Free energy diagrams and landscapes of prAp binding-coupled folding of SNase at representative prAp concentrations, obtained by the model analysis. (A) Free energy diagrams at 0 (red), 10 (blue), and 400 μM (green) prAp. (B) Free energy diagrams of the CS and IF pathways at 10 and 400 μM prAp. (C) Folding flux normalized by the concentration of the denatured species (prAp-bound and -free denatured states). J_DN, J_CS, and J_IF indicate the total flux and the flux via the CS and IF pathways, respectively. (D) Relative flux (normalized by the total flux) via the CS and IF pathways. (E) The free energy profile of the prAp-coupled folding along the CS and IF pathways. The corresponding fluxes (arrows) are drawn along the free energy profile of each pathway.
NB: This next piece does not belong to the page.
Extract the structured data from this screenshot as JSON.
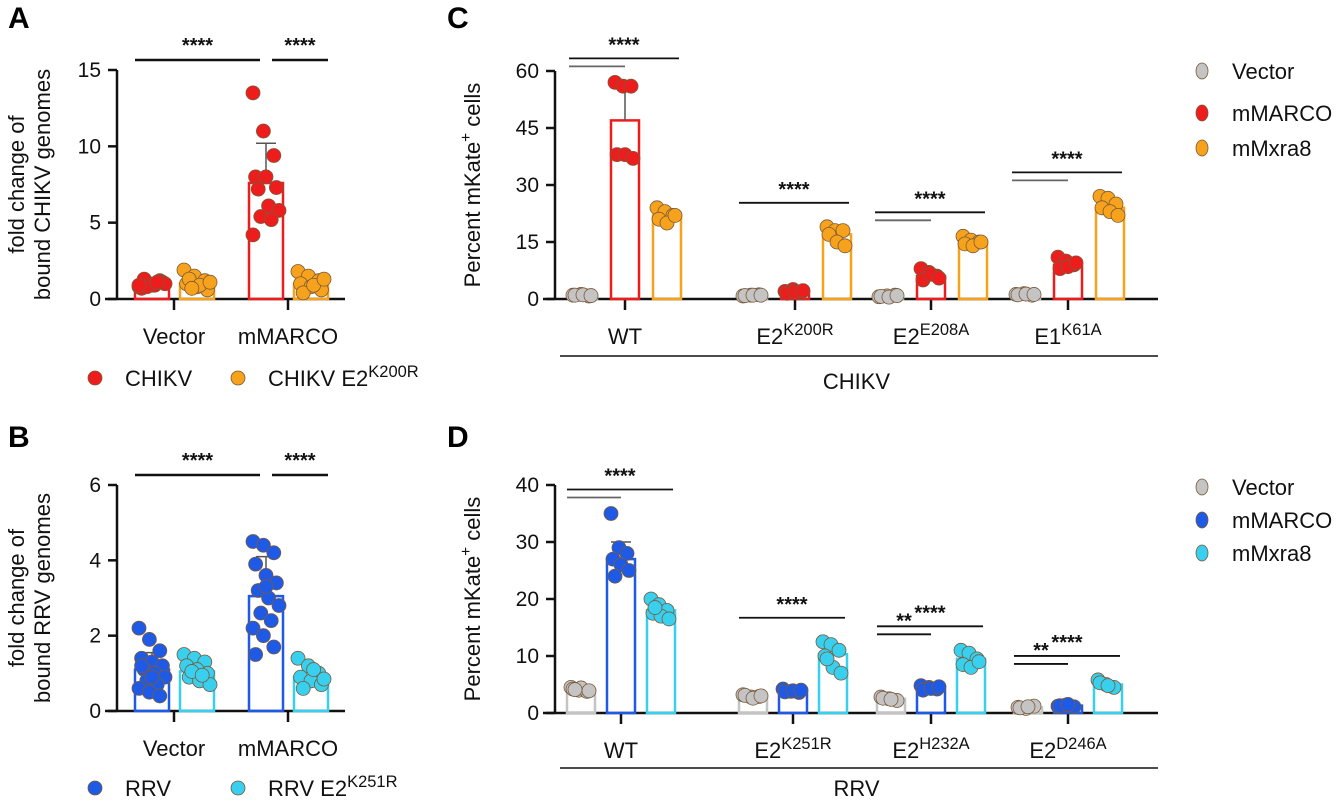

The thickness of the arrows represents the flux values. (F) Free energy landscapes as a function of the fractional prAp-bound form (%bound) at 10 and 400 μM prAp. The macroscopic binding/folding route is indicated by the arrow on the free energy landscape. (A and F) The energetic contributions of the specific binding and Coulombic interactions to the stability are shown in pink and light blue, respectively. (E and F) The stability of each species and the kinetic pathway/reaction route are projected onto the bottom plane by color and arrows, respectively. Color codes of the stability are explicitly shown between E and F.

Fig. 5.

Schematic summarizing the CS-to-IF shift of prAp-coupled folding of SNase. Free energy landscapes of the reaction at 10 and 400 μM prAp are shown along with the macroscopic binding/folding route and the energetic contributions of the specific binding (pink) and Coulombic (blue) interactions to the stability (Fig. 4). The shape of the landscapes is simplified to explicitly show the saddle point (%bound in TS_ap). Structural characteristics of prAp-bound forms (D-prAp and N-prAp) are also represented on the basis of the NMR resonance shifts. Residues with the large ¹H-¹⁵N resonance shift between the prAp-bound and -free forms are explicitly shown with the same color codes as those in Figs. 1 and 3 for N-prAp and D-prAp, respectively.